The Good - Clint Eastwood is the implacably cool "man with no name" who knows in which grave the gold is buried.
The Ugly - Eli Wallach, knows the cemetery holding said grave.
The Bad - Lee van Cleef, presenting a masterclass in villany, knows neither detail; but has the necessary powers of persuasion to find out.
Against the backdrop of the Civil War, a Union PoW camp modeled on a Nazi Konzentration Lager, and battlefields drawn from the World War I trenches, the three men make and break a succession of uneasy alliances, until, inevitably they square off for a duel to the death...
Where does one start? Ennio Morricone's superlative score, with his title theme one of the best known, best loved and best film pieces full stop? The fusion of sound and image as Van Cleef's Angel Eyes Setenza emerges out of the desert or as Wallach's Tuco circles round the massive military cemetery? The best use of montage outwith Eisenstein as the three men embark on their ritual corrida? The endlessly quotable dialogue? There's almost too much as it is...

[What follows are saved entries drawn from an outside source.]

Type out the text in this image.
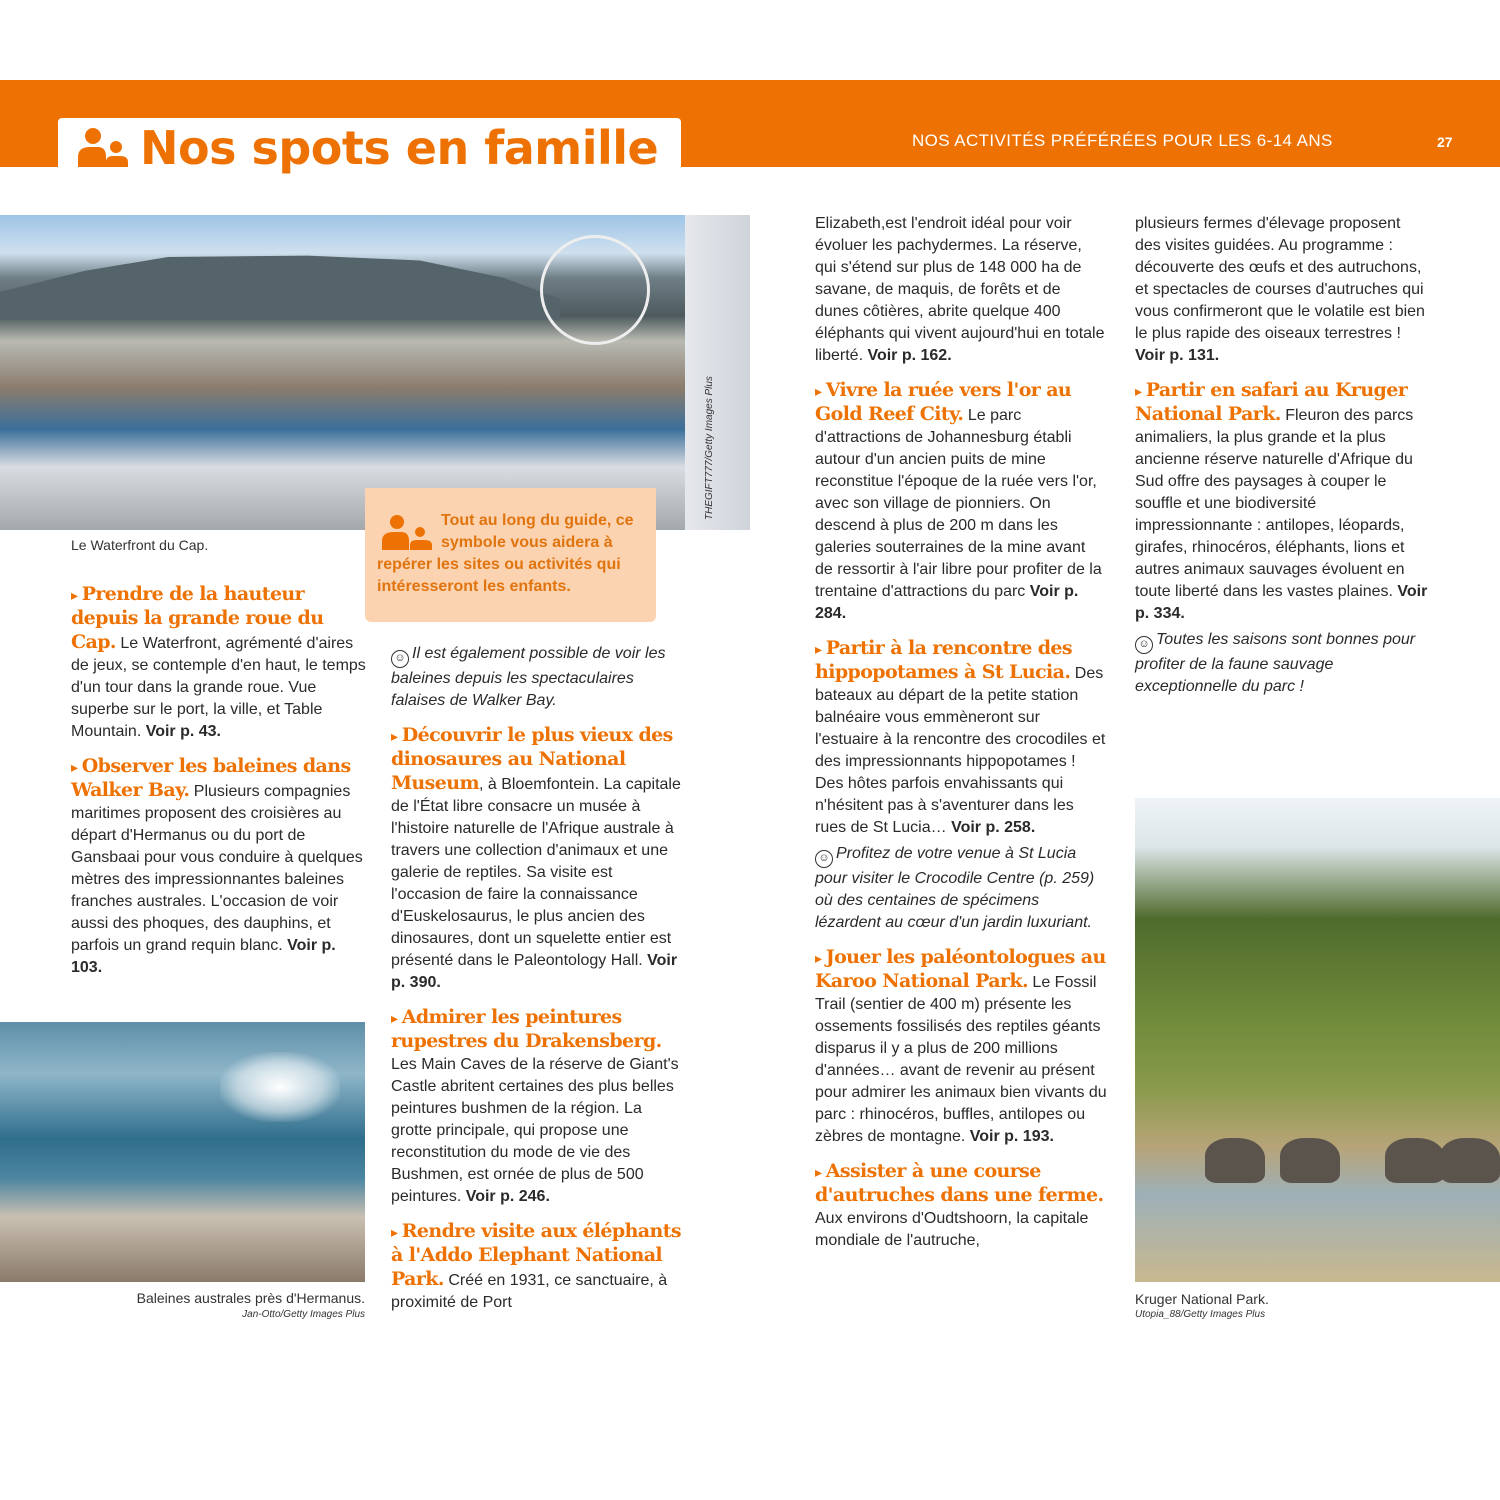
Nos spots en famille	NOS ACTIVITÉS PRÉFÉRÉES POUR LES 6-14 ANS	27
THEGIFT777/Getty Images Plus
Le Waterfront du Cap.
Tout au long du guide, ce symbole vous aidera à repérer les sites ou activités qui intéresseront les enfants.

▸ Prendre de la hauteur depuis la grande roue du Cap. Le Waterfront, agrémenté d'aires de jeux, se contemple d'en haut, le temps d'un tour dans la grande roue. Vue superbe sur le port, la ville, et Table Mountain. Voir p. 43.

▸ Observer les baleines dans Walker Bay. Plusieurs compagnies maritimes proposent des croisières au départ d'Hermanus ou du port de Gansbaai pour vous conduire à quelques mètres des impressionnantes baleines franches australes. L'occasion de voir aussi des phoques, des dauphins, et parfois un grand requin blanc. Voir p. 103.

Baleines australes près d'Hermanus.
Jan-Otto/Getty Images Plus

☺ Il est également possible de voir les baleines depuis les spectaculaires falaises de Walker Bay.

▸ Découvrir le plus vieux des dinosaures au National Museum, à Bloemfontein. La capitale de l'État libre consacre un musée à l'histoire naturelle de l'Afrique australe à travers une collection d'animaux et une galerie de reptiles. Sa visite est l'occasion de faire la connaissance d'Euskelosaurus, le plus ancien des dinosaures, dont un squelette entier est présenté dans le Paleontology Hall. Voir p. 390.

▸ Admirer les peintures rupestres du Drakensberg. Les Main Caves de la réserve de Giant's Castle abritent certaines des plus belles peintures bushmen de la région. La grotte principale, qui propose une reconstitution du mode de vie des Bushmen, est ornée de plus de 500 peintures. Voir p. 246.

▸ Rendre visite aux éléphants à l'Addo Elephant National Park. Créé en 1931, ce sanctuaire, à proximité de Port

Elizabeth,est l'endroit idéal pour voir évoluer les pachydermes. La réserve, qui s'étend sur plus de 148 000 ha de savane, de maquis, de forêts et de dunes côtières, abrite quelque 400 éléphants qui vivent aujourd'hui en totale liberté. Voir p. 162.

▸ Vivre la ruée vers l'or au Gold Reef City. Le parc d'attractions de Johannesburg établi autour d'un ancien puits de mine reconstitue l'époque de la ruée vers l'or, avec son village de pionniers. On descend à plus de 200 m dans les galeries souterraines de la mine avant de ressortir à l'air libre pour profiter de la trentaine d'attractions du parc Voir p. 284.

▸ Partir à la rencontre des hippopotames à St Lucia. Des bateaux au départ de la petite station balnéaire vous emmèneront sur l'estuaire à la rencontre des crocodiles et des impressionnants hippopotames ! Des hôtes parfois envahissants qui n'hésitent pas à s'aventurer dans les rues de St Lucia… Voir p. 258.

☺ Profitez de votre venue à St Lucia pour visiter le Crocodile Centre (p. 259) où des centaines de spécimens lézardent au cœur d'un jardin luxuriant.

▸ Jouer les paléontologues au Karoo National Park. Le Fossil Trail (sentier de 400 m) présente les ossements fossilisés des reptiles géants disparus il y a plus de 200 millions d'années… avant de revenir au présent pour admirer les animaux bien vivants du parc : rhinocéros, buffles, antilopes ou zèbres de montagne. Voir p. 193.

▸ Assister à une course d'autruches dans une ferme. Aux environs d'Oudtshoorn, la capitale mondiale de l'autruche,

plusieurs fermes d'élevage proposent des visites guidées. Au programme : découverte des œufs et des autruchons, et spectacles de courses d'autruches qui vous confirmeront que le volatile est bien le plus rapide des oiseaux terrestres ! Voir p. 131.

▸ Partir en safari au Kruger National Park. Fleuron des parcs animaliers, la plus grande et la plus ancienne réserve naturelle d'Afrique du Sud offre des paysages à couper le souffle et une biodiversité impressionnante : antilopes, léopards, girafes, rhinocéros, éléphants, lions et autres animaux sauvages évoluent en toute liberté dans les vastes plaines. Voir p. 334.

☺ Toutes les saisons sont bonnes pour profiter de la faune sauvage exceptionnelle du parc !

Kruger National Park.
Utopia_88/Getty Images Plus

Yet the new material fits in perfectly, rounding out previous narrative ellipses and making all the clearer Leone's twin goals of exploring the meanings of the good, bad and ugly labels and exposing the futility of war. Consider a sequence in which the Bad encounters a Union field hospital: living his life by a code of always keeping his word whilst being concerned solely with number one, he simply cannot understand why "so many men" would give their lives for some abstracted, meaningless, collective cause.
Review by Miichel Gentil
Written for EUFS Programme Autumn 2004
One of the greatest spaghetti westerns, Leone's indisputable masterpiece is a tour de force of many of his own particular themes which fundamentally changed the face of the western. The entire raw range of his cinematic tropes and filmic style can be seen in The Good... - the extreme close-ups, deep focus, larger-than-life characterization, trendy 60s crosscutting, comical irony, the primeval setting and conflicts, and of course Clint, the überbountyhunter
The film is, as the title suggests, about three bounty hunters, each with their respective moniker, although Clint the Good seems hardly any better than the Bad. The three become embroiled in a hunt to find $200,000 in gold. All this is set against the backdrop of the American Civil War.

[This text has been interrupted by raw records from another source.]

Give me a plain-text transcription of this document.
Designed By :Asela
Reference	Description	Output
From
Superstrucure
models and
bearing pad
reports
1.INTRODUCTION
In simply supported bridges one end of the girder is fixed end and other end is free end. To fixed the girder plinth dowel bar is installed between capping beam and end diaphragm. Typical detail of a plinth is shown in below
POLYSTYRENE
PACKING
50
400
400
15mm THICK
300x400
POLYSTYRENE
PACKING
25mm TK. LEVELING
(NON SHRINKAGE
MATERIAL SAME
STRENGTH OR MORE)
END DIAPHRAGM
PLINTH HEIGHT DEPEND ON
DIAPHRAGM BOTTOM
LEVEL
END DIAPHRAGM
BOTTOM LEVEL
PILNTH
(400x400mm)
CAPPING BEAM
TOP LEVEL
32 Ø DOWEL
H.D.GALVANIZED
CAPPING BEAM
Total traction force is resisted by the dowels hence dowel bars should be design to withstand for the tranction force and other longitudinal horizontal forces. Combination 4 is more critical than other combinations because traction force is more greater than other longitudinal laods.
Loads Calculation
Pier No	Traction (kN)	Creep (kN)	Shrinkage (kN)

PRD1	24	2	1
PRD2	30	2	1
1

There is much to cherish in The Good..., including all the performances, Morricone's superlative score, and Leone's outstanding direction, a vindication of the auteur theory if ever them was one. As with so many 'scope films, it really should be seen in the cinema, but especially so in the case of this film, where so often television or video's hapless panning and scanning just can't cope with Leone's precise framing, notable in the final conflict between the three protagonists. Classic.